Ceux qui rêvent d'un éléphant signalent presque toujours la même chose avant tout le reste : ils n'ont pas eu peur. L'animal porte un ensemble d'associations stable dans la plupart des recueils, principalement la mémoire, la patience et une force qui n'a plus rien à démontrer. Cette combinaison est rare pour un grand animal sauvage, et voilà pourquoi cette fiche ne ressemble ni à celle du lion ni à celle de l'ours.

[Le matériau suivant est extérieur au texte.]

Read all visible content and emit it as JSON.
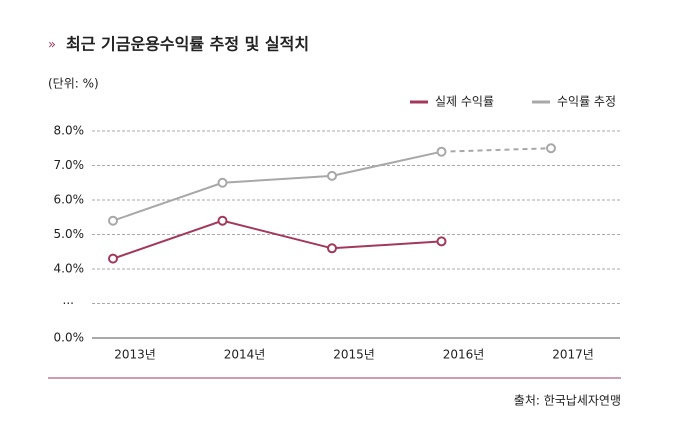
{
  "chart_data": {
    "type": "line",
    "title": "최근 기금운용수익률 추정 및 실적치",
    "unit_label": "(단위: %)",
    "source": "출처: 한국납세자연맹",
    "categories": [
      "2013년",
      "2014년",
      "2015년",
      "2016년",
      "2017년"
    ],
    "series": [
      {
        "name": "실제 수익률",
        "color": "#a3395a",
        "values": [
          4.3,
          5.4,
          4.6,
          4.8,
          null
        ]
      },
      {
        "name": "수익률 추정",
        "color": "#a8a8a8",
        "values": [
          5.4,
          6.5,
          6.7,
          7.4,
          7.5
        ],
        "dashed_from_index": 3
      }
    ],
    "ylim": [
      0,
      8
    ],
    "axis_break": [
      0,
      4
    ],
    "axis_break_label": "...",
    "yticks": [
      {
        "value": 0,
        "label": "0.0%"
      },
      {
        "value": 4,
        "label": "4.0%"
      },
      {
        "value": 5,
        "label": "5.0%"
      },
      {
        "value": 6,
        "label": "6.0%"
      },
      {
        "value": 7,
        "label": "7.0%"
      },
      {
        "value": 8,
        "label": "8.0%"
      }
    ],
    "grid": true,
    "legend": "top-right"
  }
}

Le lien avec la mémoire est ancien et se trouve renforcé chaque jour par l'idée reçue que l'éléphant n'oublie jamais. Les lectures de rêve la reprennent : l'image passe souvent pour une chose que tu n'as pas oubliée et que tu ne peux peut-être pas oublier, une obligation, une dette, une vexation, une personne. Savoir s'il s'agit d'un poids ou d'une ressource revient au dormeur, et l'atmosphère de la nuit le règle en général. Beaucoup racontent que l'animal était simplement là, immobile, sans rien faire de particulier, ce que les sources tiennent pour significatif en soi.

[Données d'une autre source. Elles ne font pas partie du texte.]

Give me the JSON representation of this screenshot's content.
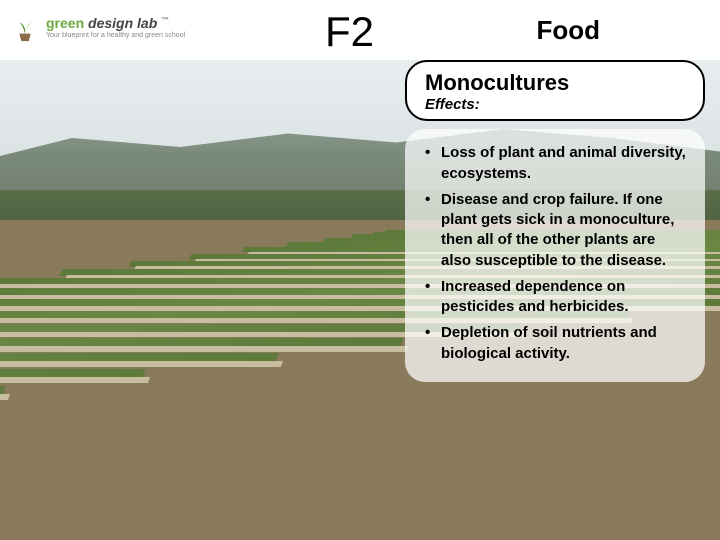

Une autre version revient régulièrement : l'animal se trouve là où il ne pourrait pas tenir, un couloir, une chambre, un ascenseur. Les interprètes traitent l'inadéquation elle-même comme le contenu du rêve, une chose énorme et visible qui occupe un espace où l'on ne peut ni la traiter ni en parler. L'expression anglaise sur l'éléphant au milieu du salon circule désormais en français, et il est juste de dire que la formule et le rêve se nourrissent l'un l'autre.

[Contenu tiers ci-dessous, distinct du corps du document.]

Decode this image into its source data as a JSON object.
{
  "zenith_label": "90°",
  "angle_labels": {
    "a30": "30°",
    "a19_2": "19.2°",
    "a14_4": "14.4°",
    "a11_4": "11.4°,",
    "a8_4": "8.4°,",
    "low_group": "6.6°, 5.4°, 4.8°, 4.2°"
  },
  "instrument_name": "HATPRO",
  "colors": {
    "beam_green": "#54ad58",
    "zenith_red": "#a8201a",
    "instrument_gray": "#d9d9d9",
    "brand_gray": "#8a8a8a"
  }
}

En Asie du Sud, l'éléphant porte des sens qu'aucun recueil européen n'a consignés, liés aux fêtes, à l'iconographie et au travail quotidien, et une personne élevée avec ces sens ne regarde pas du tout la même chose. Quiconque a travaillé avec des éléphants, ou s'est fait une grande frayeur devant l'un d'eux en voyage, ne part pas non plus d'un point neutre. L'association privée l'emporte chaque fois qu'il y en a une.